Initialize Ray and Spark

ray.init()
spark = drls.init_spark(
    app_name="quickstart",
    num_executors=2,
    executor_cores=1,
    executor_memory="512M",
    iceberg_catalog="hadoop",
    iceberg_warehouse="/tmp/drls-warehouse",
)

init_spark() launches Spark executors as Ray actors. The iceberg_catalog and iceberg_warehouse parameters configure a local Hadoop Iceberg catalog.

Create and Query Data

df = spark.range(100).toDF("id")
df = df.withColumn("doubled", df["id"] * 2)
print(f"Row count: {df.count()}")  # 100

Standard PySpark operations work as expected — the Spark executors run inside Ray.

Create an Iceberg Table

spark.sql("CREATE DATABASE IF NOT EXISTS drls.demo")
spark.sql("""
    CREATE TABLE IF NOT EXISTS drls.demo.numbers (
        id BIGINT, doubled BIGINT
    ) USING iceberg
""")
df.writeTo("drls.demo.numbers").overwritePartitions()

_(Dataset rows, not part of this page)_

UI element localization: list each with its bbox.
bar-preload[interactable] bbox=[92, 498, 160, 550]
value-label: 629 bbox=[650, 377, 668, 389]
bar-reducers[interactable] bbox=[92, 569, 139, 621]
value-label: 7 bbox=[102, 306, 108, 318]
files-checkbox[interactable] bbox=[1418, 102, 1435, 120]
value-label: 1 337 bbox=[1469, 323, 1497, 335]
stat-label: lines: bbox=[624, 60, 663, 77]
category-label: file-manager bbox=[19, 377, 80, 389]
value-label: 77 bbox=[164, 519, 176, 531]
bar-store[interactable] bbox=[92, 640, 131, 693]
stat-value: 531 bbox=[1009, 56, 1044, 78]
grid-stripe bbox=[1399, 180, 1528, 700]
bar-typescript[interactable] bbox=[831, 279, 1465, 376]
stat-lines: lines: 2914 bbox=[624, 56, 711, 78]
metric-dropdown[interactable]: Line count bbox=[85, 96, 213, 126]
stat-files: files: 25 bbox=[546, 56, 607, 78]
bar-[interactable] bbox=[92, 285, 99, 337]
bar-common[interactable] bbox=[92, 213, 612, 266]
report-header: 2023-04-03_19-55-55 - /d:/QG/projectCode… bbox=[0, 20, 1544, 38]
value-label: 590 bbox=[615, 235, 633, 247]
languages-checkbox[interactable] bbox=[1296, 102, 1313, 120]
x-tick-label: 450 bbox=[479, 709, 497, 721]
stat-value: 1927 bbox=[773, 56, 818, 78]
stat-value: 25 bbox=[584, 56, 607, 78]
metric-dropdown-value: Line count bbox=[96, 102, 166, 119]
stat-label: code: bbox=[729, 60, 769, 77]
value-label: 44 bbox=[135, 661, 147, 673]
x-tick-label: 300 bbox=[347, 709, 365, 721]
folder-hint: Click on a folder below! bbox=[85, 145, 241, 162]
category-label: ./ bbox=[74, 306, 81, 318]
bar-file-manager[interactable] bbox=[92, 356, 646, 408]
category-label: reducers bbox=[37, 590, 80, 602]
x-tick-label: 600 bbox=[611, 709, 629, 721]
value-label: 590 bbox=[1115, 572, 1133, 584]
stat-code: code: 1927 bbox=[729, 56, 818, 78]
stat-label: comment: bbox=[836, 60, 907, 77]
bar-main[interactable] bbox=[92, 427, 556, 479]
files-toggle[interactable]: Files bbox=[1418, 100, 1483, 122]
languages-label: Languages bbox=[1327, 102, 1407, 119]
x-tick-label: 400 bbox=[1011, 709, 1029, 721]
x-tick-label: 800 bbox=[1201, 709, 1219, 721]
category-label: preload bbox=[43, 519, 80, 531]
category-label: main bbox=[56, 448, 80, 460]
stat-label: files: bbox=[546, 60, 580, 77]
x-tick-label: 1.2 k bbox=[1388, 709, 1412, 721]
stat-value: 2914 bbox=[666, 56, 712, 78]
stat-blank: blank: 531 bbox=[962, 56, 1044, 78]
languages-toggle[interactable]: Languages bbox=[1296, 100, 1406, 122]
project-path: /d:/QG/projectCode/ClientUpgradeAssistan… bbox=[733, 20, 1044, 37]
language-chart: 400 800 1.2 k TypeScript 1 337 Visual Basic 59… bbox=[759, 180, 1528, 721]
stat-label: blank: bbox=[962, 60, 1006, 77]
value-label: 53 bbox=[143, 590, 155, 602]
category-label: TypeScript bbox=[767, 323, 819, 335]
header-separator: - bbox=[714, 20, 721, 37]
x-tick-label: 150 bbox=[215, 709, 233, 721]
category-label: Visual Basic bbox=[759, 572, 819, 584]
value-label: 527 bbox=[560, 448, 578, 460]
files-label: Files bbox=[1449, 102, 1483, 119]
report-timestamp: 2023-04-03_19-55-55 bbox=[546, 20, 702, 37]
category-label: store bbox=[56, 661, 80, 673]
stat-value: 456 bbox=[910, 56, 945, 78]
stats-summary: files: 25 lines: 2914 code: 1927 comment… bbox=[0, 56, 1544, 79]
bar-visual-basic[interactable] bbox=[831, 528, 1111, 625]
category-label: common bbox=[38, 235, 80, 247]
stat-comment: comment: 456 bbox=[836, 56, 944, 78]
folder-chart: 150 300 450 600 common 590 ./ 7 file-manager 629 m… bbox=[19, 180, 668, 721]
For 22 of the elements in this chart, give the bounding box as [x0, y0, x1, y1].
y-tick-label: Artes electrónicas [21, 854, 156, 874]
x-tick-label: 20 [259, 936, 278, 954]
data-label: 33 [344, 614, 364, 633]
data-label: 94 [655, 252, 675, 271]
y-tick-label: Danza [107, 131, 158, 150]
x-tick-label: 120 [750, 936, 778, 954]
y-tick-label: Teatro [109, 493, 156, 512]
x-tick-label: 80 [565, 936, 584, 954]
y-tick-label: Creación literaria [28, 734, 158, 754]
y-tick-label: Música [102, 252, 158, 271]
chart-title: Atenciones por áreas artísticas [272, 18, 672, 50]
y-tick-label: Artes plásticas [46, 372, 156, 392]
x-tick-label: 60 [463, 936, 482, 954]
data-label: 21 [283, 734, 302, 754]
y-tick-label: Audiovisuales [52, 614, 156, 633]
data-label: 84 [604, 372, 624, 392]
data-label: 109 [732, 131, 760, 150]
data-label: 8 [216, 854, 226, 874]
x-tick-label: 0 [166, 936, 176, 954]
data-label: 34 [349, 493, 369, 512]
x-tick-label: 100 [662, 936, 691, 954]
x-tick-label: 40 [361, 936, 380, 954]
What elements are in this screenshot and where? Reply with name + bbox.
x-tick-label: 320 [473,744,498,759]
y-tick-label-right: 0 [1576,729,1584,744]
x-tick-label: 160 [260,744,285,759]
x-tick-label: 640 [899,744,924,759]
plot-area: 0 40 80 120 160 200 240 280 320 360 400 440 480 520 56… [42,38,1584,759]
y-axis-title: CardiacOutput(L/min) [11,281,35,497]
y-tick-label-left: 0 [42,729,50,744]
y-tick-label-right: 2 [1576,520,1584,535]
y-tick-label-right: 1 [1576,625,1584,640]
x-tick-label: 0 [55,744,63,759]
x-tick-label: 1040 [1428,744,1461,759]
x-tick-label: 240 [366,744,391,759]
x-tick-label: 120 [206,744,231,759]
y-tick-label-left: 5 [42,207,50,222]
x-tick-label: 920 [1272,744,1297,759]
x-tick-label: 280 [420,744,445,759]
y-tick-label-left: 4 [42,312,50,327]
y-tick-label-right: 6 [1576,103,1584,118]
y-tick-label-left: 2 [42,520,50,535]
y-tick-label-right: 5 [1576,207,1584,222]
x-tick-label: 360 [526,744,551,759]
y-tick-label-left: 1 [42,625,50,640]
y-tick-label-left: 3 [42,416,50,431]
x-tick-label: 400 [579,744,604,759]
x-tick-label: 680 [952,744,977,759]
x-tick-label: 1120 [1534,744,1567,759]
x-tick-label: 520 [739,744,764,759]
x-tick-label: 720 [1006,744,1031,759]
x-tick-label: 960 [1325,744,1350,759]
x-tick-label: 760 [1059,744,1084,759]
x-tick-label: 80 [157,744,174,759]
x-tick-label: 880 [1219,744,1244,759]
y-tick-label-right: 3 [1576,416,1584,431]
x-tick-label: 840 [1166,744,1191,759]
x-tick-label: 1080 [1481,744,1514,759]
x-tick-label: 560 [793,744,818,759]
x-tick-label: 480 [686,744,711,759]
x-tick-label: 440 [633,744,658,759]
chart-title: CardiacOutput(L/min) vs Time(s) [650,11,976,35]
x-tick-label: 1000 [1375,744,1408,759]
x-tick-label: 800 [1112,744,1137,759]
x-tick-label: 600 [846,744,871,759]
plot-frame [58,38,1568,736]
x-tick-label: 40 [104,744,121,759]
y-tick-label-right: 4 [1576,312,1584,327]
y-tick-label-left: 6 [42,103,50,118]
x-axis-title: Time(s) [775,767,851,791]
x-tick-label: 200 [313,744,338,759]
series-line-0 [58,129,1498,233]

The drls prefix is the catalog name configured in init_spark().

Convert Between Runtimes

# Spark → Ray
ray_ds = drls.spark_dataframe_to_ray_dataset(df)
print(f"Ray Dataset count: {ray_ds.count()}")  # 100

# Ray → Spark
df2 = drls.ray_dataset_to_spark_dataframe(spark, ray_ds)
print(f"Round-trip count: {df2.count()}")  # 100

These conversions use Arrow for efficient zero-copy transfer when possible.

Cleanup

drls.stop_spark()
ray.shutdown()

Always call stop_spark() before ray.shutdown() to cleanly release Spark resources.